И родного мужа, который где-то наелся баранины, пришёл домой и тут же был изгнан: «вон-отсюда-пошёл, да вы все сегодня издеваетесь, что ли!!!» Ибо опытным путём вы определили, что запах баранины мешает вам дышать. Почти как укроп. И теперь вы, голодная и одинокая (муж уехал ночевать к другу), уже в шестой раз идёте доблёвывать свекровин бульон и тот странный укроповый десерт.
Врачи не помогают. Они прилепляют к вам датчики. Выкачивают из вас литрами кровь. Заставляют писать в баночку и ругаются по любому поводу: то вы слишком мало жрёте, то слишком много весите. То вот, нате вам, — «сыпь непонятной этиологии», которую на седьмом месяце моей многообещающей беременности на мне нашла врач.
Она вертела меня в разные стороны, щупала за пятна, мерила их линейкой, нюхала, хмыкала, после ушла к столу, что-то писала, куда-то звонила. Потом всучила бумажку: вот тут (ткнула пальцем) и тут (ещё раз ткнула) надо подписать.
— Кому? Мне?
— В КВД!
Ну приехали.
Рыжий в животе возмущённо пихнулся.
Я знала про КВД, что туда ходят наркоманы, всякие там проститутки и другие — с ЗПП. А я не такая. Мне туда зачем? Но пятна… и мысли о бабушке-враче, медицинском справочнике, лишае и проказе.
И я пошла.
Пришла. Вскарабкалась (без лифта) на 4 этаж. В коридоре ни души. В маленьком узком кабинете за очень большим столом торчит очень маленький паренёк: из-за стола видна только его голова и немного шеи. Он молоденький совсем, лет 25-ти. Увидел меня, пузатую, сделал страшные глаза и совсем сполз.
Говорю ему:
— Здрасьте, мне нужно, чтобы вы кое на что посмотрели и вот тут подписали.

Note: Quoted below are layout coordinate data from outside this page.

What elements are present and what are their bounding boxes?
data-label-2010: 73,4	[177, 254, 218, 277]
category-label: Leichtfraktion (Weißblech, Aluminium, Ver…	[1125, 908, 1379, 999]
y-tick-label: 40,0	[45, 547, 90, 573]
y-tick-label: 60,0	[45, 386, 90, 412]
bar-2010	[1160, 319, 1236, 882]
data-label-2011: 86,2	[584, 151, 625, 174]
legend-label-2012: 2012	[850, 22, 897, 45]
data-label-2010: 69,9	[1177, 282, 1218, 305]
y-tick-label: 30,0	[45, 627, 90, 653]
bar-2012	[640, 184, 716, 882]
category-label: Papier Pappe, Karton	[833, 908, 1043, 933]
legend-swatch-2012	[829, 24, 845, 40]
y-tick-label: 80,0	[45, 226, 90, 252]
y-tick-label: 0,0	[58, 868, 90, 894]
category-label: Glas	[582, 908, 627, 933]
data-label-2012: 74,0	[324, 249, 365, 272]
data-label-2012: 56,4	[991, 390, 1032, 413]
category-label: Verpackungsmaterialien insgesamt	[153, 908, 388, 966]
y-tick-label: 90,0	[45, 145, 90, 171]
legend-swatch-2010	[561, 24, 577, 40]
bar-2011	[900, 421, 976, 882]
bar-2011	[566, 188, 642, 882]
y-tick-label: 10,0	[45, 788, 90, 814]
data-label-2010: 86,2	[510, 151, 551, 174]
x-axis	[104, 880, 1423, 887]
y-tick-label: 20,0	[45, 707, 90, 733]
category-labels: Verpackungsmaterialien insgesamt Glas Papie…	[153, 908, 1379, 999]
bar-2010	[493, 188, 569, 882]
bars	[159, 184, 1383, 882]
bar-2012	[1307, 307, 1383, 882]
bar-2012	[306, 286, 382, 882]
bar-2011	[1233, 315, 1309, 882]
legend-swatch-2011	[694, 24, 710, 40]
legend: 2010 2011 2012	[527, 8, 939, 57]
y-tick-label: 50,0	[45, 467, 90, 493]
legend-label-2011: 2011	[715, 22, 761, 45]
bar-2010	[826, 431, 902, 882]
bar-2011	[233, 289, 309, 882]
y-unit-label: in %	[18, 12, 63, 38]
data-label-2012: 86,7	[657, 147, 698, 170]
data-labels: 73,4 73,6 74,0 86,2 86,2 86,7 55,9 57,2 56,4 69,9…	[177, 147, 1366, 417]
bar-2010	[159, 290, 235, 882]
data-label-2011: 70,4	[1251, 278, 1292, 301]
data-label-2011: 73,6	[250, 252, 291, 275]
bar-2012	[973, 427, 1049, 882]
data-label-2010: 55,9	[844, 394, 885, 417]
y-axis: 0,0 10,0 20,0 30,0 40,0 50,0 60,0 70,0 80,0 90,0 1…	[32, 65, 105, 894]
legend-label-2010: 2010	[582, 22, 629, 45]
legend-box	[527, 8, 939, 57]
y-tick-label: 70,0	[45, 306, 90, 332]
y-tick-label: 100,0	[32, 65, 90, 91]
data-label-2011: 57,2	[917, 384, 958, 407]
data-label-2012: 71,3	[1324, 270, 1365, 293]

И сую ему бумажку: вот тут (тычу пальцем) и тут (снова тычу).
Пауза.
— А на что смотреть? — спрашивает тихо.
— На пятна.
— Пятна? — он совсем поник.
— Ну да. Можно не смотреть, если не хотите. Можно сразу подписать.
— Нет уж, показывайте! — сказал он и весь покраснел.
Ну, я и показала.
Он смотрел. Всё смотрел и смотрел. Щупать не стал, вертеть не стал. Мерить, нюхать, хмыкать и звонить тоже.
— Я не знаю, что это. Я тут второй день всего, только медицинский закончил.. Но у меня есть справочник… с картинками. Давайте поищем похожие?
— О, — говорю. — В этом у меня опыт большой. Я уже много чего находила.
— В чём именно, — говорит, — опыт?
— В диагностике, — уклончиво так отвечаю.
— А вы тоже врач? — обрадовался, весь воспрял.
— В некотором роде… практически.. ДА, — и нетерпеливо листнула справочник.
Мы искали. Перебрали кучу картинок с разными пятнами, буграми и прочими дерматологическими ужасами.
Ничего даже близко похожего.
Он совсем сник. Я снова протянула ему бумажку:
— Давайте вы просто подпишите, а там разберёмся.
— Ну как же потом, так же нельзя.. а если это… Ох… меня же наругают... — уткнулся в мою бумажку и вдруг изрёк:
— Витилиго!
— Чего??
— Тут написано: подозрение на витилиго. Нужно подтвердить. Или не подтвердить….
Мы снова полезли в справочник. Нашли нужные пятна.
— Не похоже... — изрёк он.
— Гениально! Так и пишите: не витилиго. И подпись!
— Это мой самый первый диагноз! — улыбнулся. — Спасибо вам!
И подписал.
А я пошла домой как есть — со всеми своими пятнами, без диагноза и с тёплым чувством, будто я сделала что-то очень хорошее.